The Johannesburg Declaration reflects those priorities. It focuses on four themes that South Africa set out for its presidency: disaster resilience, debt sustainability, a just energy transition and the use of critical minerals for inclusive growth. 

The declaration calls for tripling renewable energy capacity and doubling energy efficiency improvements by 2030. It also urges wealthier nations to increase funding for climate resilience in developing countries.

The document acknowledges that climate-driven disasters deepen poverty and inequality and that mounting debt remains one of the biggest obstacles to development. It commits members to strengthening the G20 Common Framework for Debt Treatments in a predictable and coordinated way.

It also calls for new approaches to critical minerals, urging that they become catalysts for value addition and broad-based development rather than simply raw-material exports.

The declaration’s language carries the imprint of hard negotiation. South Africa fought to keep references to gender equality and renewable energy in the final text after opposition from Argentina, Saudi Arabia and Russia. 

Some climate language was softened to accommodate major oil producers, but the commitment to renewable energy finance remained intact, a significant outcome given earlier threats to remove it entirely.

On geopolitical issues, the wording is cautious. References to the conflicts in Ukraine, Sudan, the Democratic Republic of the Congo and the occupied Palestinian territory are framed through the United Nations Charter and international law, avoiding direct condemnation of any state. The balanced phrasing reflects South Africa’s effort to maintain neutrality amid shifting global alliances.

By insisting on a declaration rather than a chair’s statement, Pretoria achieved both a procedural and political win. The text confirms that even without the United States, consensus among the world’s major economies can still be reached. Yet the compromises also show the limits of that consensus. Climate ambition and gender equity had to be moderated to keep all members on board.

For South Africa, the symbolism of that balance may matter more than the language itself. The declaration projects a vision of cooperation rooted in solidarity and positions the country as a credible bridge between developed and developing economies ahead of next year’s G20 presidency handover to the US.

United Nations Secretary General António Guterres praised South Africa’s leadership and said the country had done its part to focus the forum on long-standing inequalities. He cautioned that wealthier nations still struggle to make the concessions needed to turn words into action.

International Relations Minister Ronald Lamola said the outcome showed that African leadership could unite a divided world. 

“This is what global cooperation can look like when it begins from a place of equality,” he said.

For South Africa, the adoption of the declaration at the start of the summit carried both practical and symbolic weight.
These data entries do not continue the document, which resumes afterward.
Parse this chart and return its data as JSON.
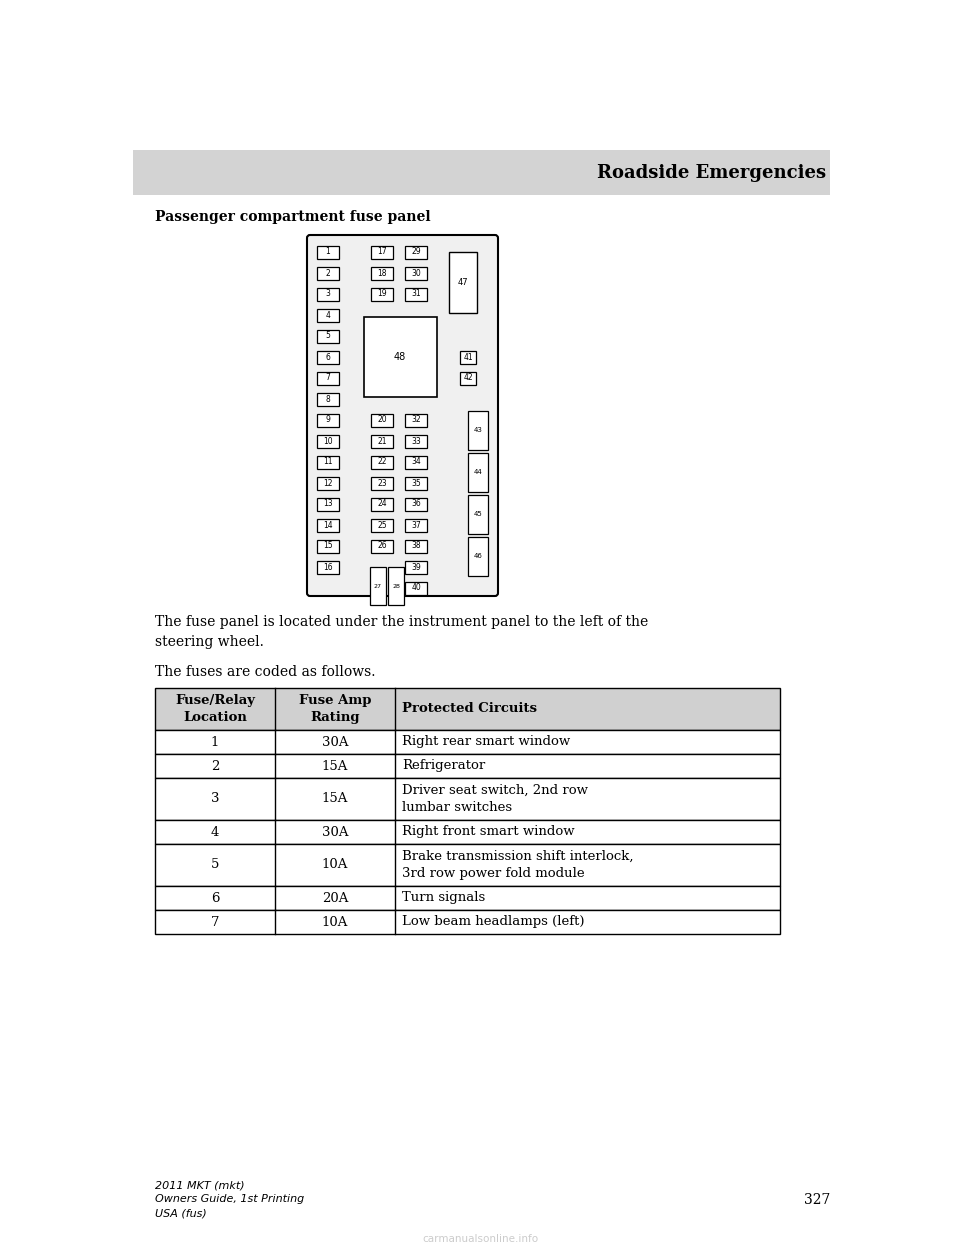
{
  "page_title": "Roadside Emergencies",
  "section_title": "Passenger compartment fuse panel",
  "body_text1": "The fuse panel is located under the instrument panel to the left of the\nsteering wheel.",
  "body_text2": "The fuses are coded as follows.",
  "table_headers": [
    "Fuse/Relay\nLocation",
    "Fuse Amp\nRating",
    "Protected Circuits"
  ],
  "table_data": [
    [
      "1",
      "30A",
      "Right rear smart window"
    ],
    [
      "2",
      "15A",
      "Refrigerator"
    ],
    [
      "3",
      "15A",
      "Driver seat switch, 2nd row\nlumbar switches"
    ],
    [
      "4",
      "30A",
      "Right front smart window"
    ],
    [
      "5",
      "10A",
      "Brake transmission shift interlock,\n3rd row power fold module"
    ],
    [
      "6",
      "20A",
      "Turn signals"
    ],
    [
      "7",
      "10A",
      "Low beam headlamps (left)"
    ]
  ],
  "footer_left": [
    "2011 MKT (mkt)",
    "Owners Guide, 1st Printing",
    "USA (fus)"
  ],
  "footer_page": "327",
  "watermark": "carmanualsonline.info",
  "header_bar_color": "#d3d3d3",
  "table_header_color": "#d0d0d0",
  "bg_color": "#ffffff"
}
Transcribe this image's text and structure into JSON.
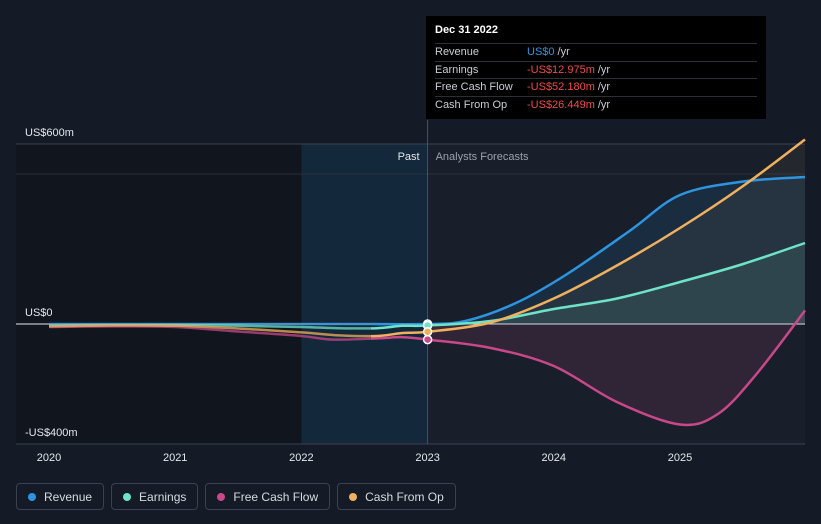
{
  "tooltip": {
    "date": "Dec 31 2022",
    "rows": [
      {
        "label": "Revenue",
        "value": "US$0",
        "unit": "/yr",
        "sign": "pos"
      },
      {
        "label": "Earnings",
        "value": "-US$12.975m",
        "unit": "/yr",
        "sign": "neg"
      },
      {
        "label": "Free Cash Flow",
        "value": "-US$52.180m",
        "unit": "/yr",
        "sign": "neg"
      },
      {
        "label": "Cash From Op",
        "value": "-US$26.449m",
        "unit": "/yr",
        "sign": "neg"
      }
    ]
  },
  "legend": [
    {
      "label": "Revenue",
      "color": "#2d95e0"
    },
    {
      "label": "Earnings",
      "color": "#6fe3c8"
    },
    {
      "label": "Free Cash Flow",
      "color": "#c8488a"
    },
    {
      "label": "Cash From Op",
      "color": "#f0b05e"
    }
  ],
  "chart_data": {
    "type": "line",
    "y_tick_labels": [
      "US$600m",
      "US$0",
      "-US$400m"
    ],
    "ylim": [
      -400,
      600
    ],
    "x_tick_labels": [
      "2020",
      "2021",
      "2022",
      "2023",
      "2024",
      "2025"
    ],
    "xlim": [
      2019.75,
      2025.99
    ],
    "past_label": "Past",
    "forecast_label": "Analysts Forecasts",
    "divider_x": 2023.0,
    "series": [
      {
        "name": "Revenue",
        "color": "#2d95e0",
        "x": [
          2019.75,
          2020.5,
          2021.0,
          2021.5,
          2022.0,
          2022.5,
          2023.0,
          2023.3,
          2023.7,
          2024.1,
          2024.6,
          2025.0,
          2025.5,
          2026.0
        ],
        "y": [
          0,
          0,
          0,
          0,
          0,
          0,
          0,
          10,
          70,
          165,
          310,
          430,
          475,
          490
        ]
      },
      {
        "name": "Earnings",
        "color": "#6fe3c8",
        "x": [
          2019.75,
          2020.5,
          2021.0,
          2021.5,
          2022.0,
          2022.3,
          2022.6,
          2022.8,
          2023.0,
          2023.5,
          2024.0,
          2024.5,
          2025.0,
          2025.5,
          2026.0
        ],
        "y": [
          -5,
          -3,
          -3,
          -6,
          -10,
          -14,
          -14,
          -6,
          -5,
          10,
          50,
          85,
          140,
          200,
          270
        ]
      },
      {
        "name": "Free Cash Flow",
        "color": "#c8488a",
        "x": [
          2019.75,
          2020.5,
          2021.0,
          2021.5,
          2022.0,
          2022.25,
          2022.6,
          2022.8,
          2023.0,
          2023.5,
          2024.0,
          2024.5,
          2025.0,
          2025.3,
          2025.6,
          2026.0
        ],
        "y": [
          -10,
          -8,
          -10,
          -25,
          -40,
          -52,
          -48,
          -44,
          -52,
          -80,
          -140,
          -260,
          -335,
          -300,
          -170,
          45
        ]
      },
      {
        "name": "Cash From Op",
        "color": "#f0b05e",
        "x": [
          2019.75,
          2020.5,
          2021.0,
          2021.5,
          2022.0,
          2022.3,
          2022.6,
          2022.8,
          2023.0,
          2023.5,
          2024.0,
          2024.5,
          2025.0,
          2025.5,
          2026.0
        ],
        "y": [
          -8,
          -5,
          -6,
          -15,
          -28,
          -38,
          -40,
          -30,
          -26,
          5,
          85,
          195,
          320,
          460,
          615
        ]
      }
    ]
  }
}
It showed that even as the global order remains fractured, consensus can still be built around inclusion and fairness.

At Nasrec, once a venue for South Africa’s own democratic transitions, the symbolism was unmistakable. The country that fought to claim its place in the world is now helping to hold that world together. For one weekend in Johannesburg, the G20 represented more than the sum of its members. It reflected a quiet rebalancing of who gets to shape the global agenda.

If the G20 found agreement in Johannesburg, it was because South Africa insisted that the world listen.